Credit ratings and research provider Moody’s Investors Service has projected aggregate comparable net operating income growth to “increase slightly” to 3 per cent over the next 12-18 months, up from 2.6 per cent over the past year.
“This growth will be broadly in line with the past 12 months, driven by contracted rent increases on existing leases and broadly steady vacancy rates,” according to Moodys’ latest Outlook report.
“The small pick up from the 2.6 per cent income growth of the last 12 months is attributable to good demand for office space in Sydney and Melbourne, and strong industrial dynamics for Sydney.”
The retail segment would be underpinned by “high occupancy” and “solid renewals”, while the industrial segment would enjoy the “strongest growth”, driven by record-low vacancy rates in Sydney.
“Rated A-REITs' net operating income from the retail segment will likely increase 2.5 to 3.0 per cent during the coming 12-18 months, driven by steady, high occupancy rates, which range from between 98 per cent and 100 per cent for our rated REITs,” the report said.

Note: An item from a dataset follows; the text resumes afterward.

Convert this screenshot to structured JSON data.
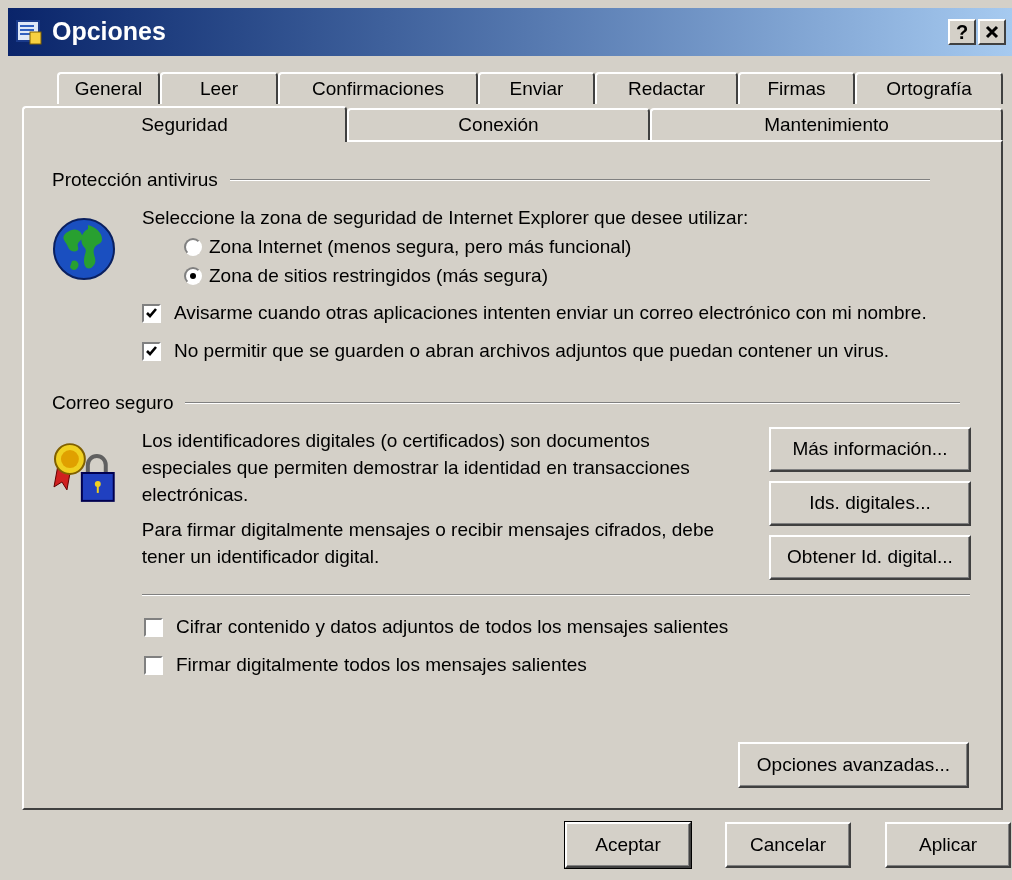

“Net operating income growth for the industrial segment will be in line with other sectors – at 2.75 per cent to 3.25 per cent – over the next 12-18 months, driven by continued demand for logistic and distribution centre space, particularly in Sydney,” it said.
If the aggregate average net comparable operating income for rated A-REITs fell by 2 per cent over the next year, the outlook could turn negative, while expected operating income growth of 4 per cent could change the outlook to positive.